Thanks to VE3D for their story revealing that the Quebec government is cracking down on videogames without complete French-language packaging, meaning that game stores in Quebec are having to return or amend significant portions of their stock. The article says that "...the likes of Electronic Arts, Sony and Microsoft have been following this law for sometime, but everyone else has ignored it", and a game store worker on the Gaming-Age forums indicates stores "...can't sell anything that doesn't have a French cover", so this new enforcement means that "...the cover that says 'Only on Xbox' must read 'Seulement sur Xbox'."

6 of 261 comments (clear)

  1. Jingoism? by NickDngr · · Score: 1, Funny

    Call me a jingoist if you want, but French Canadians piss me off. Learn english for christ's sake!

    --
    Yoda of Borg am I! Assimilated shall you be! Futile resistance is, hmm?
  2. In other news... by foooo · · Score: 2, Funny

    The Canadians have silly regulations.

    More obvious news later today. Stay tuned.

    ~foooo

  3. Get this out of the way by gmhowell · · Score: 3, Funny

    "Canada sucks"
    "US sucks more"
    "We're Americans too"
    "France sucks"
    "Drug costs"

    Have I missed anything?

    --
    Jesus was all right but his disciples were thick and ordinary. -John Lennon
  4. Ah... French Canada! by mcSey921 · · Score: 4, Funny

    All the rudeness, none of the scenery. /me ducks.

  5. That should be by Anonymous Coward · · Score: 1, Funny

    "Seulement sur XBoite".

  6. A Modest Proposal by orthogonal · · Score: 5, Funny
    Of course this is offensive, and petty: the Quebecois are so worried about being absorbed in the the English-speaking majority of Canada (not to mention the cultural behemoth just to the south), that they limit their own people's right to purchase software they want.

    Oh, you want that leet new First Person Shooteur, little Laurant?

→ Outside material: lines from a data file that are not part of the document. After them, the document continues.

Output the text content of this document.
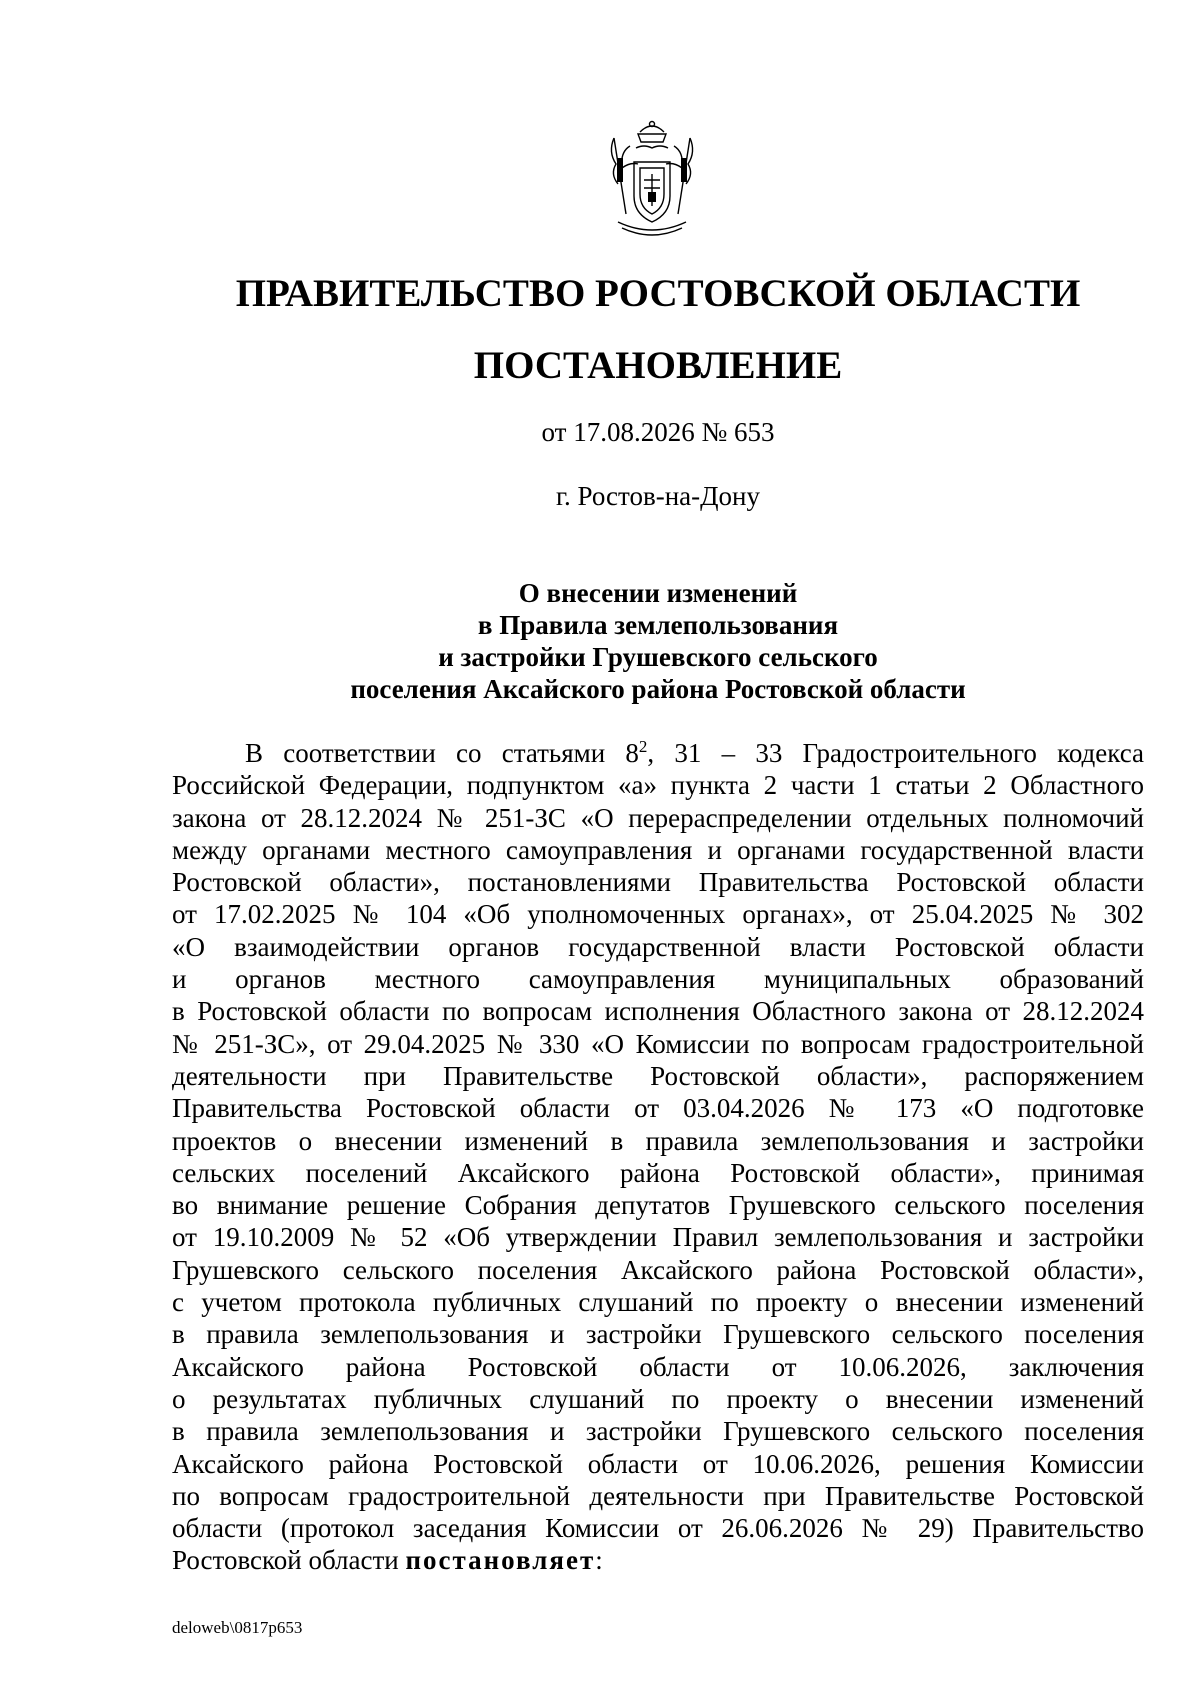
ПРАВИТЕЛЬСТВО РОСТОВСКОЙ ОБЛАСТИ
ПОСТАНОВЛЕНИЕ
от 17.08.2026 № 653
г. Ростов-на-Дону

О внесении изменений
в Правила землепользования
и застройки Грушевского сельского
поселения Аксайского района Ростовской области

В соответствии со статьями $8^2$, 31 – 33 Градостроительного кодекса
Российской Федерации, подпунктом «а» пункта 2 части 1 статьи 2 Областного
закона от 28.12.2024 № 251-ЗС «О перераспределении отдельных полномочий
между органами местного самоуправления и органами государственной власти
Ростовской области», постановлениями Правительства Ростовской области
от 17.02.2025 № 104 «Об уполномоченных органах», от 25.04.2025 № 302
«О взаимодействии органов государственной власти Ростовской области
и органов местного самоуправления муниципальных образований
в Ростовской области по вопросам исполнения Областного закона от 28.12.2024
№ 251-ЗС», от 29.04.2025 № 330 «О Комиссии по вопросам градостроительной
деятельности при Правительстве Ростовской области», распоряжением
Правительства Ростовской области от 03.04.2026 № 173 «О подготовке
проектов о внесении изменений в правила землепользования и застройки
сельских поселений Аксайского района Ростовской области», принимая
во внимание решение Собрания депутатов Грушевского сельского поселения
от 19.10.2009 № 52 «Об утверждении Правил землепользования и застройки
Грушевского сельского поселения Аксайского района Ростовской области»,
с учетом протокола публичных слушаний по проекту о внесении изменений
в правила землепользования и застройки Грушевского сельского поселения
Аксайского района Ростовской области от 10.06.2026, заключения
о результатах публичных слушаний по проекту о внесении изменений
в правила землепользования и застройки Грушевского сельского поселения
Аксайского района Ростовской области от 10.06.2026, решения Комиссии
по вопросам градостроительной деятельности при Правительстве Ростовской
области (протокол заседания Комиссии от 26.06.2026 № 29) Правительство
Ростовской области постановляет:
deloweb\0817p653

I'm afraid you can't have it ShootEmUp Games doesn't translate their box into la belle langue. You'll just have to envy the American kids and the kids in British Columbia you chat with in IRC. Maybe you'll end up so warped you become the next "Star Wars Kid", playing with your "light-sabre" in a closet.

    But I think there's a simple solution that will allow Laurant his game (and his dignity), while sticking a finger in the eye of the tight-assed Quecbec goverment.

    I call the solution Frauxcais. It's the French equivilent to "Engrish".

    The Japanese (and other Asian countries) produce "English" translations that seem almost to be parody -- but are sincere but inept attempts to translate into English, because they want to sell to the large English speaking market.

    There's no large Francophone market (apparently, or else the companies would produce translations just for the market share), so we'll intentionally produce fractured, ambiguous, meaningless French, and slap it on bozes for export to Quebec:
    • "Les salivates verts de vache violemment." ("The green cow salivates fiercely.")
    • "Actuellement bientot le bouton au fondle." ("Presently soon the button to fondle")
    • "Baton sur la lumiere artificielle lentement, pleasuring la boisson." ("Stick upon lamplight slowly, pleasuring beverage.")
    We print these out on sticky address labels, plaster them on the game box, and, as the French say, viola!, violin!, chello!